In countries with a more secure banking system like the US, the value proposition of DeFi holds true, but more in theory. For the majority in stable economies, traditional banks still offer convenience, consumer protection, and reliability not yet fully matched by DeFi. Once traditional financial infrastructure upgrades to a blockchain-based settlement layer, this theory will gradually become reality.
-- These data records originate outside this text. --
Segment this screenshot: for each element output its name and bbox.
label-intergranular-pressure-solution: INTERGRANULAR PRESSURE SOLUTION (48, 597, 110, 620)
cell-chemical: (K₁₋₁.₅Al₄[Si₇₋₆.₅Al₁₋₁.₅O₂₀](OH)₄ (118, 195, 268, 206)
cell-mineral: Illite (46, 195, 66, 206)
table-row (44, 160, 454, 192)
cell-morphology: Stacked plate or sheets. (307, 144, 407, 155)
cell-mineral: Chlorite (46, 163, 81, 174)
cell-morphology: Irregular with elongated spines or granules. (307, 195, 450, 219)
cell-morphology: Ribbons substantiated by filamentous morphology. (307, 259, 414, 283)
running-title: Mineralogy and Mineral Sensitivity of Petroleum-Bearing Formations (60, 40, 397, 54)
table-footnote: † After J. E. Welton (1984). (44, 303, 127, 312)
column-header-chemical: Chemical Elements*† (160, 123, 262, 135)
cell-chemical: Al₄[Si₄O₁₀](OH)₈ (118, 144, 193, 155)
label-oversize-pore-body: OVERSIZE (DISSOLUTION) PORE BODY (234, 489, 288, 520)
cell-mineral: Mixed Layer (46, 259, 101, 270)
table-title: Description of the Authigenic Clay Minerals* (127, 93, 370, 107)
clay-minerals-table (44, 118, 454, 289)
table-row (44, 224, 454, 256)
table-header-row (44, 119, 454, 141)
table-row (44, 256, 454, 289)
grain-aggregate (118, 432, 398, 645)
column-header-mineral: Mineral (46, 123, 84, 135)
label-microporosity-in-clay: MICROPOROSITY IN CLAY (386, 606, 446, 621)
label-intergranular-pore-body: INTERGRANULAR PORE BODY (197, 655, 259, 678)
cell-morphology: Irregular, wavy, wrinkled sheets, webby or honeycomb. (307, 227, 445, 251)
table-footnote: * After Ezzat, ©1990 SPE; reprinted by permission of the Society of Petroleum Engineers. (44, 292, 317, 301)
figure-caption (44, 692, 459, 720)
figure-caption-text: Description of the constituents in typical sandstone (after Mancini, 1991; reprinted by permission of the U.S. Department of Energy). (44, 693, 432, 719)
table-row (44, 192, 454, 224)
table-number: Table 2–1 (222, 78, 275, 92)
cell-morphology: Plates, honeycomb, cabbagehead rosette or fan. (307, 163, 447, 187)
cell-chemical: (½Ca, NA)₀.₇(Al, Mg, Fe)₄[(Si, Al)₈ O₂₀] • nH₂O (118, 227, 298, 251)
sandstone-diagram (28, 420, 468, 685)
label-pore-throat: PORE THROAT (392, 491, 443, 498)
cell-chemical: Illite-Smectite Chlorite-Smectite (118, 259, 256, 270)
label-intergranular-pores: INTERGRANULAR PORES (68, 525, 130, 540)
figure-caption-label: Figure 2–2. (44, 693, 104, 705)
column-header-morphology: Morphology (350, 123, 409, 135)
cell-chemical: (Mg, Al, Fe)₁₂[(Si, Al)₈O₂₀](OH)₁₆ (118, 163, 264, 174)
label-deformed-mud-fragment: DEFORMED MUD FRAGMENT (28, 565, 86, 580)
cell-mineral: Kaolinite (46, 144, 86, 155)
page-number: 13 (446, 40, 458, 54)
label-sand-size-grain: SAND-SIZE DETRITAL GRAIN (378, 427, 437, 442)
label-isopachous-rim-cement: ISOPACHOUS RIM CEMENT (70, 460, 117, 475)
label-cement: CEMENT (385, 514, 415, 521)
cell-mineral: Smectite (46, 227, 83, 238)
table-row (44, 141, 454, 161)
Until then, some will pursue financial sovereignty, some entrepreneurs will build at the frontier, some savvy funds will utilize DeFi primitives to achieve higher risk-adjusted returns—of course, accompanied by a lot of meme coins and airdrop activities.


What Do Others Say?


“The goal of DeFi is not to fight against traditional finance but to build an open, accessible financial system to complement existing infrastructure.” — Ethereum Co-Founder Vitalik Buterin


“The DeFi protocol represents a paradigm shift in financial infrastructure, providing a programmable, transparent alternative to traditional financial services.” — Dr. Fabian Schär, Distributed Ledger Technology Professor at the University of Basel


“While DeFi platforms may offer promising technological innovations, they still need to operate within a framework that protects investors and maintains market integrity.” — Former U.S. SEC Chair Gary Gensler


Why DeFi Matters


In a world of economic volatility and institutional trust erosion, decentralized systems are gradually demonstrating their capabilities: enhancing traditional payment and financial operations by leveraging blockchain's new attributes.


The architecture of DeFi — permissionless, global, transparent — unlocks new financial freedoms, breaking down barriers of geography, identity, and institutions. Smart contract automation streamlines complex processes, reduces costs, and eliminates friction, all of which traditional infrastructure cannot achieve.


While risks still exist, progress is also underway.